MacNeice tends to be forgotten. The Thirties are Auden, Or young Dylan Thomas. “Modernism” is on its way to being an established ism and perhaps a university subject. In “The Sinking Island” Hugh Kenner, blasting the thirties as “A dishonest decade”, is too busy assaulting Auden to even mention MacNeice. In the companion volume, “A Colder Eye: the modern Irish writers’ Austin Clarke gets five or six pages. MacNeice, as far as I can tell, doesn’t even make the footnotes.
Why someone this good is so forgotten is an interesting question.

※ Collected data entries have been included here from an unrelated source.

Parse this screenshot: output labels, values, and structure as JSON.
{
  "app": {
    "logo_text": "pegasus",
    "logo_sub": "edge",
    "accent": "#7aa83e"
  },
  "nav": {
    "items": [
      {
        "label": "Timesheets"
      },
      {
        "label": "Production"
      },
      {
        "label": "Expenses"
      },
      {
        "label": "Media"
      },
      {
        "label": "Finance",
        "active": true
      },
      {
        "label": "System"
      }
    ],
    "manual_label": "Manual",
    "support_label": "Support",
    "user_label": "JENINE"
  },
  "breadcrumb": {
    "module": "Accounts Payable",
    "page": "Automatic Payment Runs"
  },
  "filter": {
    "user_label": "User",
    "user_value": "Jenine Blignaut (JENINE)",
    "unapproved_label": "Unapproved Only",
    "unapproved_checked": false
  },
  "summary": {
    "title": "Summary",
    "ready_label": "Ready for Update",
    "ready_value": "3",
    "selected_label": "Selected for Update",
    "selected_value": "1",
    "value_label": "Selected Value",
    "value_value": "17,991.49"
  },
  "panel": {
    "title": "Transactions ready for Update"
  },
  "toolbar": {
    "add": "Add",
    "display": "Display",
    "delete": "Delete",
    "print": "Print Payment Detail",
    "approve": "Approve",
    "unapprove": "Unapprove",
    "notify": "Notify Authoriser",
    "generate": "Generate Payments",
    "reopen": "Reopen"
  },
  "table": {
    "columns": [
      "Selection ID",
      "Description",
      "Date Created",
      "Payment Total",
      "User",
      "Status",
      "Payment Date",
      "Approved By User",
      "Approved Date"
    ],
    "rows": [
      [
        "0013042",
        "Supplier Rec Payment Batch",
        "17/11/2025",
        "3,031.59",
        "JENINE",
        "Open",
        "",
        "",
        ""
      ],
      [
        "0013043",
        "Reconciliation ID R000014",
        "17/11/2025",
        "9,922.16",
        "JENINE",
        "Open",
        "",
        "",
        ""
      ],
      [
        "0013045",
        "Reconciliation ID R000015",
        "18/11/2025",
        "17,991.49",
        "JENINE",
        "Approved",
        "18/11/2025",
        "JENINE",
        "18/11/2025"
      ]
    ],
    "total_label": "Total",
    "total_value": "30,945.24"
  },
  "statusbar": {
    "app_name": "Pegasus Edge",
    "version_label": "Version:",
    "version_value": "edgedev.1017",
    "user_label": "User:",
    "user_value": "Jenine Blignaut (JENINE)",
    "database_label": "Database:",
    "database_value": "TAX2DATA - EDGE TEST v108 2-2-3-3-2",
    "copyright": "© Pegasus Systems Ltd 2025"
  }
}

His poems sing. The line is essentially melodic, whether the poem is a short “lyric” like “The Introduction”, or an extended demonstration of Terza Rima like the second “Autumn Journal”. There’s enough technical virtuosity to keep anyone happy. There’s an obvious intelligence working behind the line so that it’s not just a vacuous melody. The poems move in a reconisable urban landscape where most people live, have friends, jobs, go on holiday, fall in and out of love.

Not a critic’s poet, certainly. But a reader’s poet? Surely?

If you can be this good, and mostly forgotten, what does that say about the field of cultural production that is poetry? How can anyone keep a straight face and argue that quality will win through?